Transition towards lower performance starts with frequency change and doesn't have to wait for it to finish before changing voltage. Because of these restrictions it is impossible for CPU to work with high frequency and too low voltage for that frequency.
Multiple requests can be grouped:
- If multiple commands are issued that affect the P-state of a domain prior to when the processor initiates the change of the P-state of that domain, then the processor operates on the last one issued.
- Once a P-state change starts, the P-state state machine (PSSM) continues through completion unless interrupted by a PWROK deassertion. If multiple P-state changes are requested concurrently, the PSSM may group the associated VID changes separately from the associated COF changes.
Setting D18F5x12C[WaitVidCompDis]
changes behaviour of transition towards
higher performance - instead of waiting for voltage regulator to report end of
transition next request can be made after a defined time period
(D18F3xD8[VSRampSlamTime]
). BKDG recommends 2.00 μs per 15 mV, it is set as
such by AGESA, but can be modified by OEM callouts.
Findings from logs obtained from community
Registers values from community revealed that CPU had voltage of (software) P0, but its frequency was stuck at a value of P2. Voltage change to P0 was requested but not reported as done by voltage regulator for some reason.
It is possible that under certain circumstances an infinite loop occurs during boot - CPU is not requested to transition to P0 as its voltage already is equal to that of P0, so AGESA waits for frequency change to catch up, which doesn't happen. An explicit request to transition to P0 during boot could help with the other issue.
It is unclear why some platforms are influenced and others are not. Maybe different batch of voltage regulator (chip U7 on the bottom side of board) was used?
ACPI tables
All required objects for P-states are present, even the optional _PPC
. Only
difference between actual tables and recommendations from BKDG is entry
DUTY_WIDTH
in Fixed ACPI Description Table (FADT) - AMD recommends value of 0,
while real entry has 3. Description of this entry from ACPI specification:
The bit width of the processor’s duty cycle setting value in the P_CNT register. Each processor’s duty cycle setting allows the software to select a nominal processor frequency below its absolute frequency as defined by:
THTL_EN = 1
BF*DC/(2^DUTY_WIDTH)
Where:
BF – Base frequency
DC – Duty cycle setting
When THTL_EN is 0, the processor runs at its absolute BF. A DUTY_WIDTH value of 0 indicates that processor duty cycle is not supported and the processor continuously runs at its base frequency.
C-states
Only theoretical research on registers was done from C0, and everything seems to be correct. Practical research (i.e. transitions between states) is impossible, because when CPU is in lower C-state it doesn't process instructions and thus cannot report any of its register values.
As for ACPI tables, we couldn't find _CRS
object. P_LVL2_LAT
showed a
value 0f 0x65 = 101, which disables C2 state according to specification.

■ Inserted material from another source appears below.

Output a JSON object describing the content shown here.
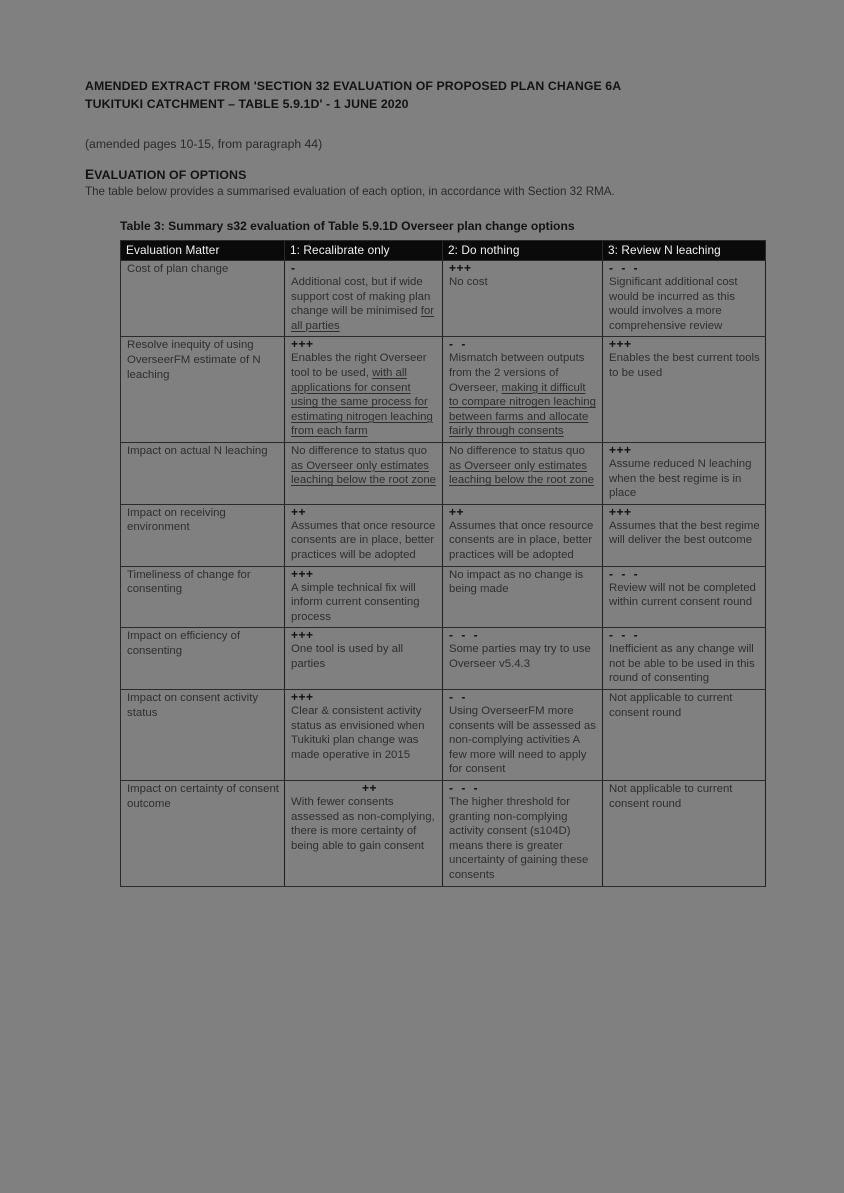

First recorded value of this field actually showed 0x64 = 100, that is as
specified in BKDG, but all subsequent logs show 0x65. This could either be an
error with serial connection or this value did change, which could possibly
explain sudden problems with reproducing. A look at the source code however
shows that it is set as 0x65, against instructions from BKDG. If this value was
indeed different it had to be set by some other agent (payload, OS, AGESA).
Fix
Setting D18F5x12C[WaitVidCompDis]
resolved both this issue as well as problems
with reboot. This bit is protected by D18F2x1B4[SmuCfgLock]
after system or a
payload starts, but is cleared during init.